Upon closing of the transaction, Crestline’s investment team, committees and strategies will remain unchanged, and the firm will maintain its existing offices in Fort Worth, New York, Toronto, Tokyo and London.
“This transaction demonstrates the power of our differentiated asset management platform and our commitment to diversifying our investment strategies,” Michael Nierenberg, CEO of Rithm, said. “Crestline adds meaningful new credit and alternative investment capabilities, establishes our entrance into insurance and reinsurance, and creates additional value-creating opportunities for our investors and shareholders. We are excited to leverage our expanded product suite and like-minded cultures focused on entrepreneurship, innovation and investment excellence as we seek to capitalize on the substantial opportunities ahead.”
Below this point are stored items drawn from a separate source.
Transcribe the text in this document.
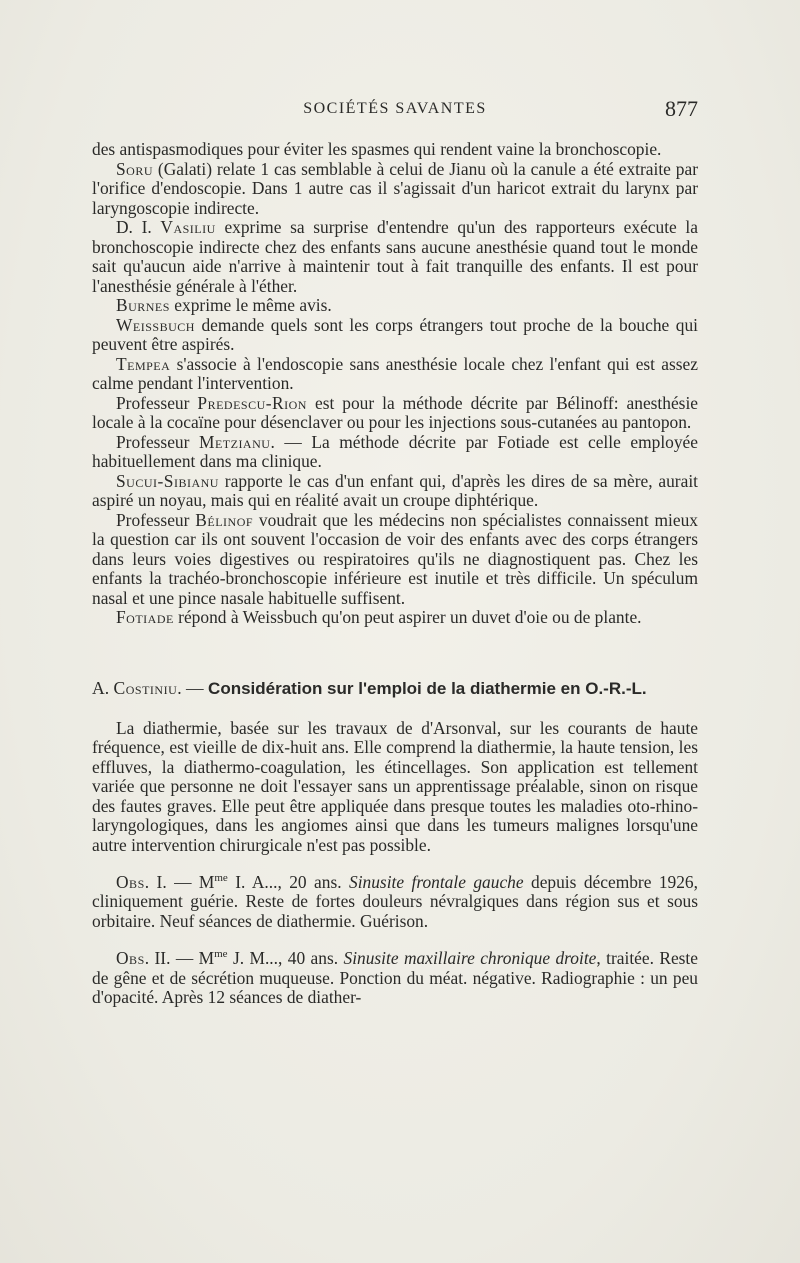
SOCIÉTÉS SAVANTES	877

des antispasmodiques pour éviter les spasmes qui rendent vaine la bronchoscopie.

Soru (Galati) relate 1 cas semblable à celui de Jianu où la canule a été extraite par l'orifice d'endoscopie. Dans 1 autre cas il s'agissait d'un haricot extrait du larynx par laryngoscopie indirecte.

D. I. Vasiliu exprime sa surprise d'entendre qu'un des rapporteurs exécute la bronchoscopie indirecte chez des enfants sans aucune anesthésie quand tout le monde sait qu'aucun aide n'arrive à maintenir tout à fait tranquille des enfants. Il est pour l'anesthésie générale à l'éther.

Burnes exprime le même avis.

Weissbuch demande quels sont les corps étrangers tout proche de la bouche qui peuvent être aspirés.

Tempea s'associe à l'endoscopie sans anesthésie locale chez l'enfant qui est assez calme pendant l'intervention.

Professeur Predescu-Rion est pour la méthode décrite par Bélinoff: anesthésie locale à la cocaïne pour désenclaver ou pour les injections sous-cutanées au pantopon.

Professeur Metzianu. — La méthode décrite par Fotiade est celle employée habituellement dans ma clinique.

Sucui-Sibianu rapporte le cas d'un enfant qui, d'après les dires de sa mère, aurait aspiré un noyau, mais qui en réalité avait un croupe diphtérique.

Professeur Bélinof voudrait que les médecins non spécialistes connaissent mieux la question car ils ont souvent l'occasion de voir des enfants avec des corps étrangers dans leurs voies digestives ou respiratoires qu'ils ne diagnostiquent pas. Chez les enfants la trachéo-bronchoscopie inférieure est inutile et très difficile. Un spéculum nasal et une pince nasale habituelle suffisent.

Fotiade répond à Weissbuch qu'on peut aspirer un duvet d'oie ou de plante.

A. Costiniu. — Considération sur l'emploi de la diathermie en O.-R.-L.

La diathermie, basée sur les travaux de d'Arsonval, sur les courants de haute fréquence, est vieille de dix-huit ans. Elle comprend la diathermie, la haute tension, les effluves, la diathermo-coagulation, les étincellages. Son application est tellement variée que personne ne doit l'essayer sans un apprentissage préalable, sinon on risque des fautes graves. Elle peut être appliquée dans presque toutes les maladies oto-rhino-laryngologiques, dans les angiomes ainsi que dans les tumeurs malignes lorsqu'une autre intervention chirurgicale n'est pas possible.

Obs. I. — $M^{me}$ I. A..., 20 ans. Sinusite frontale gauche depuis décembre 1926, cliniquement guérie. Reste de fortes douleurs névralgiques dans région sus et sous orbitaire. Neuf séances de diathermie. Guérison.

Obs. II. — $M^{me}$ J. M..., 40 ans. Sinusite maxillaire chronique droite, traitée. Reste de gêne et de sécrétion muqueuse. Ponction du méat. négative. Radiographie : un peu d'opacité. Après 12 séances de diather-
“We are excited to be joining Rithm, an industry-leading alternative asset manager with deep expertise in asset-based strategies and a shared focus on building innovative solutions that deliver alpha to investors,” Doug Bratton, founding partner and CEO of Crestline. “As we considered a variety of strategic opportunities, it was important for us to find a partner with the platform, resources and entrepreneurial spirit to accelerate our next phase of growth. We believe this transaction achieves all of those objectives and positions our platform for long-term growth.”
“By joining forces with Rithm, we’re strengthening our ability to deliver differentiated alpha and deepening our commitment to serving clients with agility and excellence through market cycles,” Keith Williams, managing partner and chief investment officer of Crestline, said.
The transaction is expected to close Q4/25, subject to customary regulatory approvals and closing conditions.
J.P. Morgan Securities acted as the exclusive financial advisor to Rithm and Skadden, Arps, Slate, Meagher & Flom served as legal counsel to Rithm. Piper Sandler acted as the exclusive financial advisor and Jackson Walker acted as lead legal counsel to Crestline with specialist counsel at Akin, Vinson & Elkins and Paul Hastings.